It's a gorgeous building and the owners did a great job of capturing pop-culture ideas of arcade culture. The restrooms have Space Invaders built into the tiles. There's a huge Andy Worhole inspired collage of Billy Mitchell on one wall. There's neon lights and a price counter hearkening to your favorite roller skating rink.
Even their pint glasses have the Start Bar logo on one side and the Konami code on the other.
They really nailed the right feel
The arcade experience is really different when you have adult money. In the early 90s, I scrapped quarters together to play the Simpsons. Now, we bought $30 worth of tokens without thinking twice and filled one of those paper solo cups with the purple and green swirls with our plentiful bounty.
First up was the Game of Thrones pinball machine by Stern. I'm not very good at pinball, but I love it a ton, so I usually try out the new tables. This one felt great. It was an easier table, but had challenges if you wanted to play slightly more advanced.
You could join one of the houses and each one would give you some sort of bonus, multiplayer, extra ball, etc. During the game, you could wage war against one of the other houses and if I understood right, if you beat them you got their bonus as well.
After some pizza and garlic knots, we moved onto a game near and dear to me and my brother's hearts, Gauntlet Legends.
We had this game on PS1 and played the crap out of it. It was one of the few games that our four player dongle would work with and no one was left out of playing.
It's still incredibly fun, but when you're pumping money into the game in real time you realize how much of a quarter monster this game is.
Like in previous entries, your health continually counts down, friendly fire takes it down, and grim reapers hide in random treasure chests and drain your life quickly. With four players, on average two of us were throwing another quarter into the slot per level.
We went too far to give up and kept putting quarters into it until we beat the dragon... and then it opened up the next set of levels. We had to call it after having probably thrown $10 into the machine.
After this, a machine that kept switching between Mortal Kombat 1 and 2 caught our eyes. We played a few rounds and it felt really off but none of us could figure out why until about the third round. We realized that the 2nd player buttons were a mirror of player 1's, which made being second player incredibly hard. On top of that, the kick and punch buttons seemed to be swapped around from what my muscle memory wanted to press.
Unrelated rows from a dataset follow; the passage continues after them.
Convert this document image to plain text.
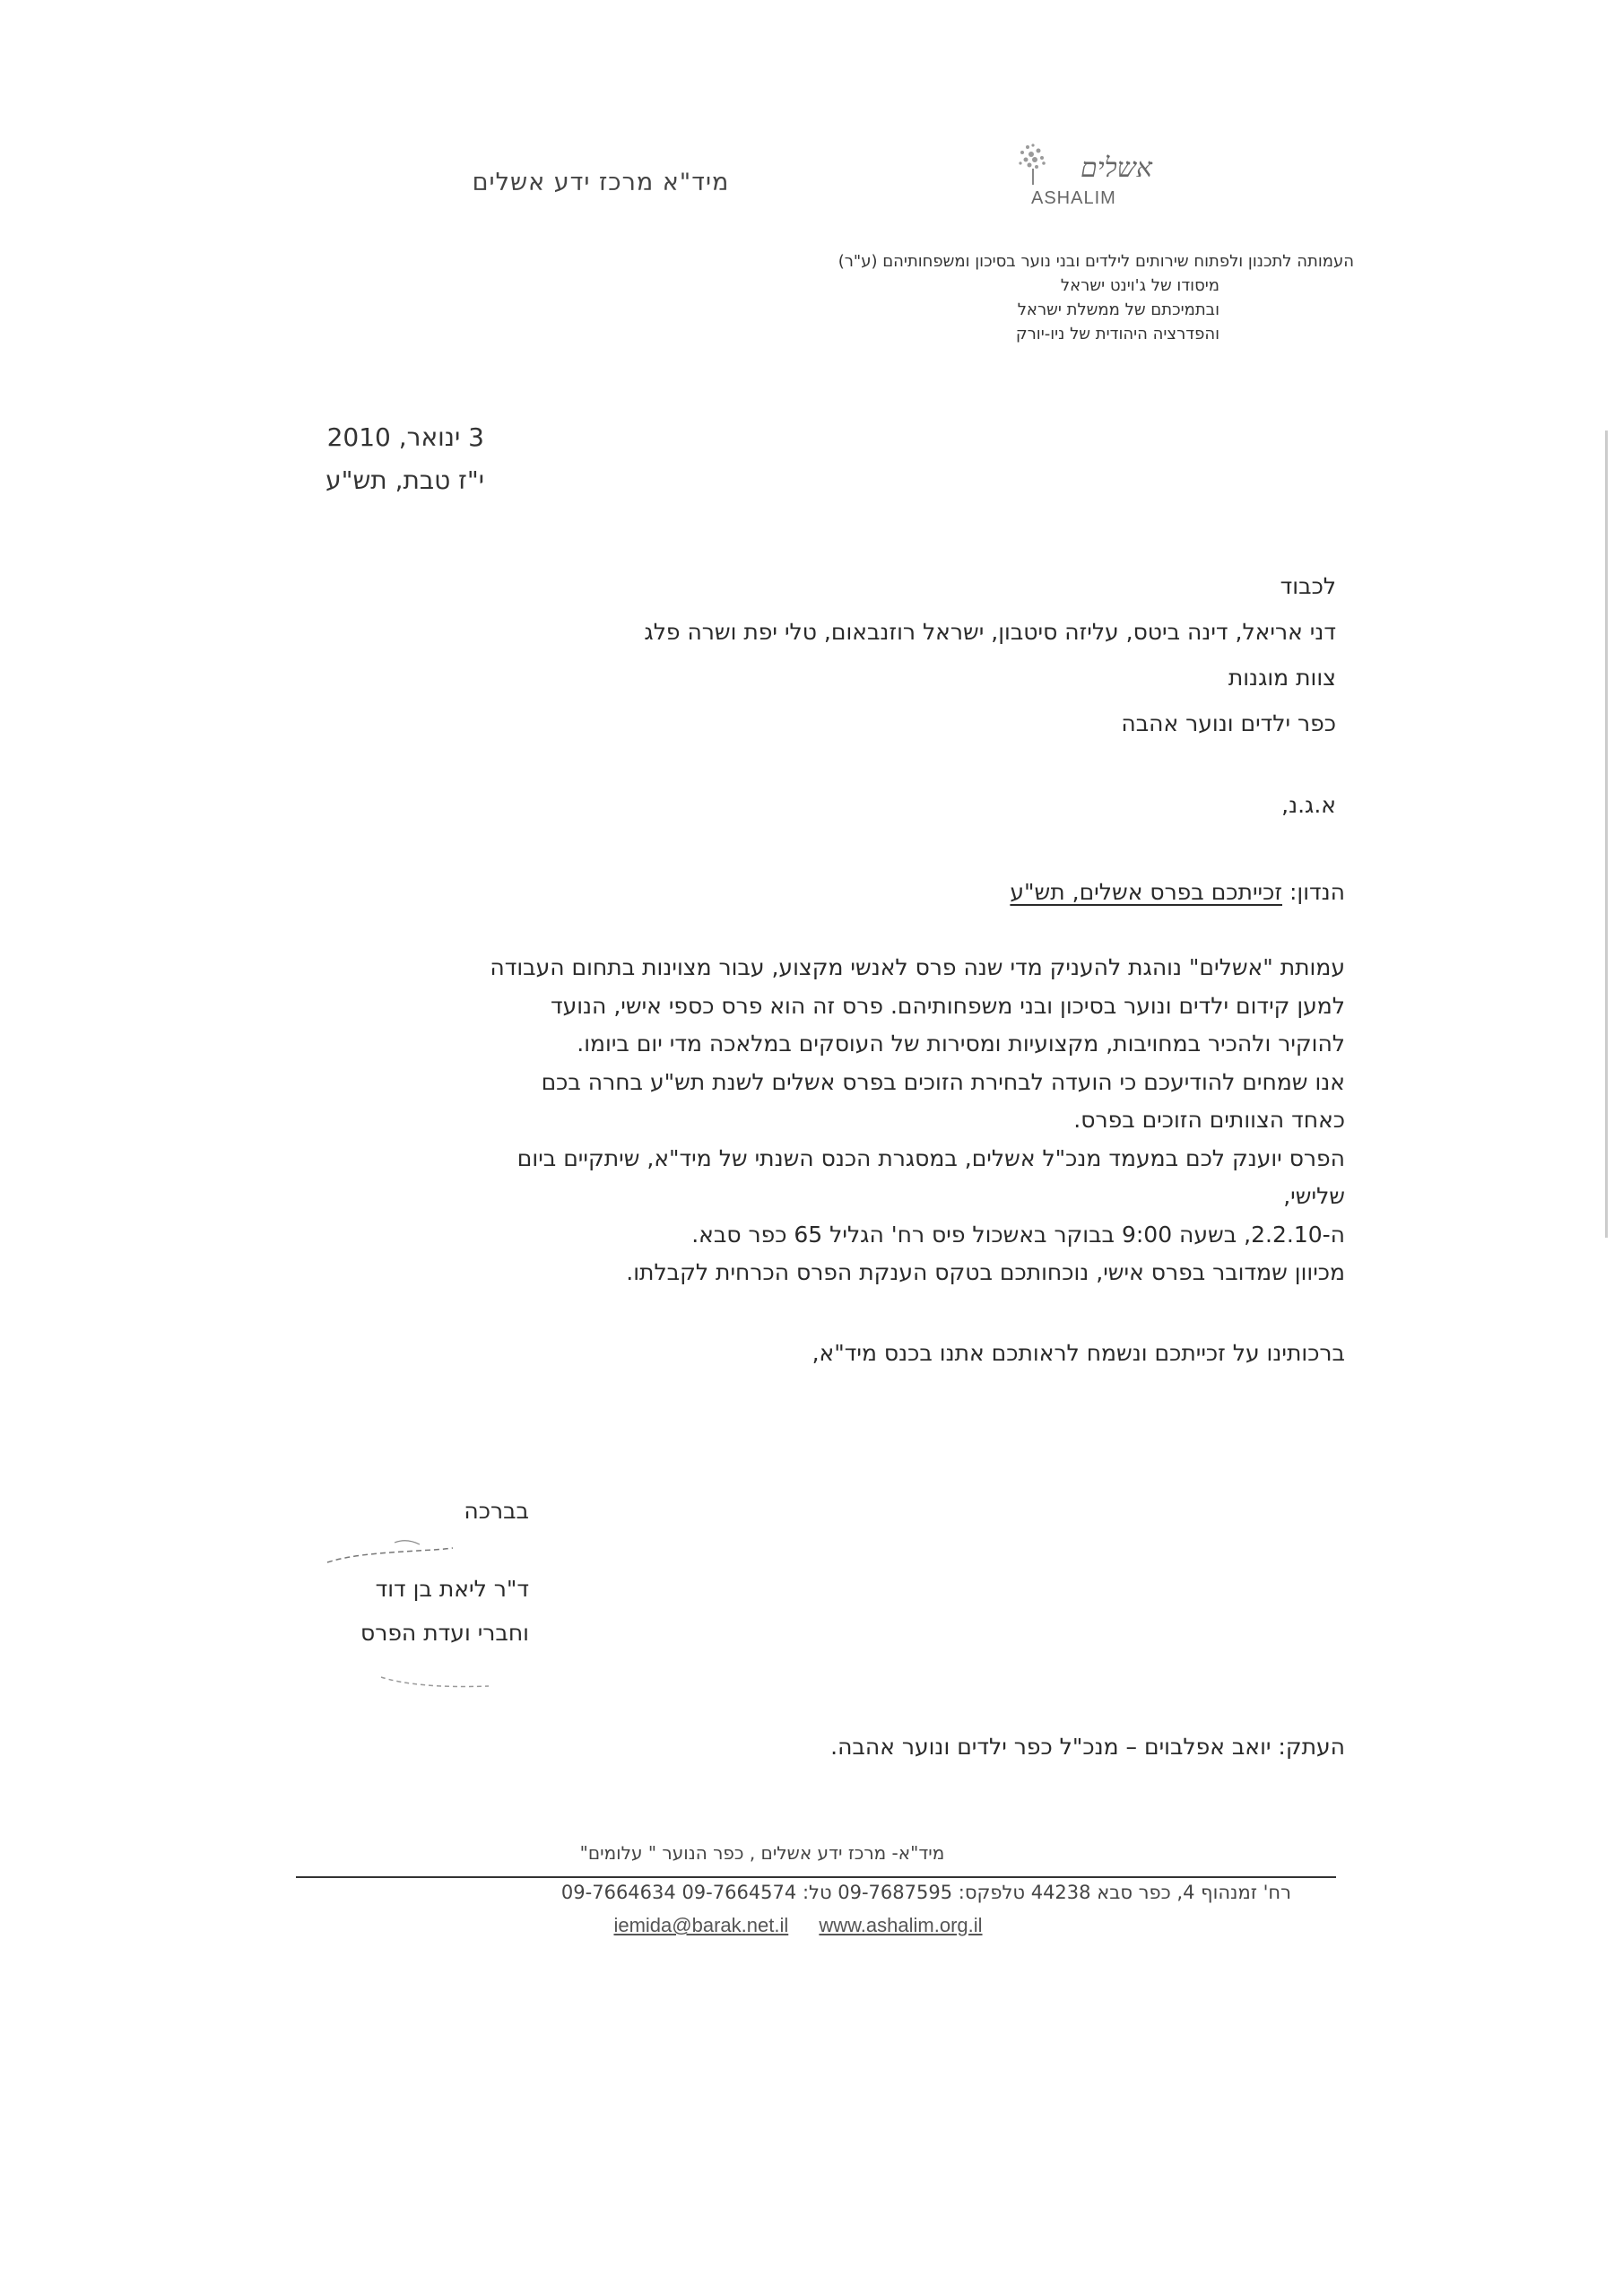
מיד"א מרכז ידע אשלים	אשלים
ASHALIM
העמותה לתכנון ולפתוח שירותים לילדים ובני נוער בסיכון ומשפחותיהם (ע"ר)
מיסודו של ג'וינט ישראל
ובתמיכתם של ממשלת ישראל
והפדרציה היהודית של ניו-יורק
3 ינואר, 2010
י"ז טבת, תש"ע
לכבוד
דני אריאל, דינה ביטס, עליזה סיטבון, ישראל רוזנבאום, טלי יפת ושרה פלג
צוות מוגנות
כפר ילדים ונוער אהבה
א.ג.נ,
הנדון: זכייתכם בפרס אשלים, תש"ע

עמותת "אשלים" נוהגת להעניק מדי שנה פרס לאנשי מקצוע, עבור מצוינות בתחום העבודה

למען קידום ילדים ונוער בסיכון ובני משפחותיהם. פרס זה הוא פרס כספי אישי, הנועד

להוקיר ולהכיר במחויבות, מקצועיות ומסירות של העוסקים במלאכה מדי יום ביומו.

אנו שמחים להודיעכם כי הועדה לבחירת הזוכים בפרס אשלים לשנת תש"ע בחרה בכם

כאחד הצוותים הזוכים בפרס.

הפרס יוענק לכם במעמד מנכ"ל אשלים, במסגרת הכנס השנתי של מיד"א, שיתקיים ביום

שלישי,

ה-2.2.10, בשעה 9:00 בבוקר באשכול פיס רח' הגליל 65 כפר סבא.

מכיוון שמדובר בפרס אישי, נוכחותכם בטקס הענקת הפרס הכרחית לקבלתו.

ברכותינו על זכייתכם ונשמח לראותכם אתנו בכנס מיד"א,
בברכה
ד"ר ליאת בן דוד
וחברי ועדת הפרס
העתק: יואב אפלבוים – מנכ"ל כפר ילדים ונוער אהבה.
מיד"א- מרכז ידע אשלים , כפר הנוער " עלומים"
רח' זמנהוף 4, כפר סבא 44238 טלפקס: 09-7687595 טל: 09-7664574 09-7664634
iemida@barak.net.il www.ashalim.org.il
I have a feeling this was a home built cabinet because I can't see Midway releasing this thing into the world.
Boys and girls split off at this point with the guys going to play NFL Blitz 2000 in one of the most exciting games I've ever watched. Brett overtook Nick with 10 seconds left. First time in the history of the game that Nick has lost with the Jacksonville Jaguars.
The ladies finished with a light gun game called Terror Target Gold. It's one of those games that's sort of the cornerstone of the early 90s arcade. Digitized sprites pop on the screen and you have to shoot them before they shoot you.
The game was slightly in poor taste. There were a lot of suicide bombers in airports and on airplanes. That felt sort of weird, especially since this game came out post 911.
But the ladies killed it. Even unlocked the hidden hijacked airplane level where they were unceremoniously killed by a suicide bomber in the cockpit, which I would assume is the last room in the game.
Overall we left satisfied. One in our group had never been to an arcade before and she was already talking about the next time we go. The issue is, with it being so near the ball park and in a sort of hot part of town, this place is going to be packed every weekend. We got there right when they opened at noon and had a solid 45 minutes of an almost empty place, but by the time we left at 2:30, there were lines at every machine.